NE suppresses GABAergic inhibition of neurons in the LA by decreasing excitability of local circuit interneurons. (A) Representative sIPSPs in the LA neuron at a holding potential of −70 mV recorded with or without 10 μM NE in the bath solution. (B) Cumulative interevent interval histograms of sIPSCs recorded under baseline conditions (filled symbols) and after NE was applied (open symbols) (n = 16). (C) Summary plots of sIPSC and mIPSC (recorded in the presence of 1 μM Tetrodotoxin (TTX; n = 4) data (mean ± SEM). (D) Recording from interneuron that showed the nonaccommodating firing pattern in response to depolarizing current injection. (E) An outward current in the LA interneuron recorded under whole-cell conditions at a holding potential of −70 mV in the presence of 10 μM NE in the bath solution. (F) NE does not depress monosynaptic GABA_AR IPSCs in the LA. The IPSCs were recorded from pyramidal neurons at a holding potential of −70 mV (n = 4 cells). Stimulation pipette was placed within the LA. Traces (top) are averages of three IPSCs recorded before (1) and during (2) NE application.
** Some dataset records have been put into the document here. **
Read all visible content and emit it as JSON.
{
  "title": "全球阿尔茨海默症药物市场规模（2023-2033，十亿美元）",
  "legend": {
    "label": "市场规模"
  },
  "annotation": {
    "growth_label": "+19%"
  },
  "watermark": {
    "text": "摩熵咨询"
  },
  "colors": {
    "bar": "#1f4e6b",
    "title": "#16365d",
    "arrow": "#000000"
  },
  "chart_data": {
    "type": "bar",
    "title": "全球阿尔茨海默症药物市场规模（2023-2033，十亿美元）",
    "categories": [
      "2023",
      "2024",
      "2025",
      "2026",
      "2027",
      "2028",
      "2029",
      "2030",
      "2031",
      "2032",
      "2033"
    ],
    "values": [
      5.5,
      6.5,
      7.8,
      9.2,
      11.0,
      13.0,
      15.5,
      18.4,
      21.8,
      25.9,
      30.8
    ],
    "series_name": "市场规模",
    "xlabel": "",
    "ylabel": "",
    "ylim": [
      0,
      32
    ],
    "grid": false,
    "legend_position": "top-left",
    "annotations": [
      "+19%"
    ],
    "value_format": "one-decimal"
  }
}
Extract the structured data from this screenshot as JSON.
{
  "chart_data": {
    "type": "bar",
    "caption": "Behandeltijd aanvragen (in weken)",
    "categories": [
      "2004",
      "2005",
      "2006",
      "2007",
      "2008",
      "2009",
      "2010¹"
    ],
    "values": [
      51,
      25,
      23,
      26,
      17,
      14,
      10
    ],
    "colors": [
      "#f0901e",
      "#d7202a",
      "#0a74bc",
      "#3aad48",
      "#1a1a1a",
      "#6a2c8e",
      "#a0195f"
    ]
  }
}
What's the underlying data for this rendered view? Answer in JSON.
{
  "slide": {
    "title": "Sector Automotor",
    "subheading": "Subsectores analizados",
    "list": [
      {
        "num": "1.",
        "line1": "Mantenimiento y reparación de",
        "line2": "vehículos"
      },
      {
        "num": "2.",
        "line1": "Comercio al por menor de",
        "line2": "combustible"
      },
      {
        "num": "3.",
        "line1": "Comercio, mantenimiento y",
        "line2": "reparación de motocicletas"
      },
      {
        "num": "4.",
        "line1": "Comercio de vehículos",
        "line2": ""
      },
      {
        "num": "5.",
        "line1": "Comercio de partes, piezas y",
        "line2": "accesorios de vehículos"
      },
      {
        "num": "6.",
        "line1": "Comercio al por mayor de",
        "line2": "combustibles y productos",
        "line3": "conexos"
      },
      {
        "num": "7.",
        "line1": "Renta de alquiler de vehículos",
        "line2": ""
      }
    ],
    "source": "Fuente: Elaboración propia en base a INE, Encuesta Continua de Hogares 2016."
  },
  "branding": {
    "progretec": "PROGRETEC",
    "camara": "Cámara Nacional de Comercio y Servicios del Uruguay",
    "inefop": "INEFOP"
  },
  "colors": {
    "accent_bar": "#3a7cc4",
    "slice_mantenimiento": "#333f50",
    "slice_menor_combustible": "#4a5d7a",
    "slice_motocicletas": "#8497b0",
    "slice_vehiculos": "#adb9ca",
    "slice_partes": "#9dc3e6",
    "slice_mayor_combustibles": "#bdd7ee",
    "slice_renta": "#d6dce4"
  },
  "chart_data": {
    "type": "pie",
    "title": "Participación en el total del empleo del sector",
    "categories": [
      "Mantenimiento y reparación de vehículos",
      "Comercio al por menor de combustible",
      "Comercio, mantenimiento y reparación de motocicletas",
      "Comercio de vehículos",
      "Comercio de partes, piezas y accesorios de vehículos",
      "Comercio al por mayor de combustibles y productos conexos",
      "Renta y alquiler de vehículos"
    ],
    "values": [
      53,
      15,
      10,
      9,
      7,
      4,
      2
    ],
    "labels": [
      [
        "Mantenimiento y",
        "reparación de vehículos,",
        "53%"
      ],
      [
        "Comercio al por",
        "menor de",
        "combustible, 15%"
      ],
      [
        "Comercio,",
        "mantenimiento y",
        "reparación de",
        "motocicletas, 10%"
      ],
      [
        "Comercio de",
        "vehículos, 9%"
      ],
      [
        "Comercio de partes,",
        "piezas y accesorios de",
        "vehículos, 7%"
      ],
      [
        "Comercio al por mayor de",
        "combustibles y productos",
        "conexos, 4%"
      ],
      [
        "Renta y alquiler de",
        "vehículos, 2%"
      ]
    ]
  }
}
Synaptic currents were recorded in the presence of 20 μM 6-cyano-7-nitroquinoxaline-2,3-dione.

Fig. 4.

NE-induced suppression of feedforward GABAergic inhibition is sufficient to gate LTP in thalamic input to the LA. (A) Effects of NE on biphasic synaptic responses evoked by stimulation of thalamo-amygdala pathway. The EPSP/IPSP sequences were recorded in the LA neuron under current-clamp conditions at −55 mV. (Inset) The averages of three responses recorded under baseline conditions (1) and during NE application (2). (B) Summary plot of the effects of NE on glutamatergic EPSPs and GABAergic IPSPs in thalamic input to the LA. The average amplitudes of synaptic responses recorded over the final 3 min of NE application were normalized by their baseline values (n = 8). (C) EPSP-AP pairing-induced LTP in thalamo-amygdala pathway in the presence of 1 μM PTX (n = 4). Traces show EPSPs recorded before (1) and after (2) the pairing procedure. Error bars indicate SEM.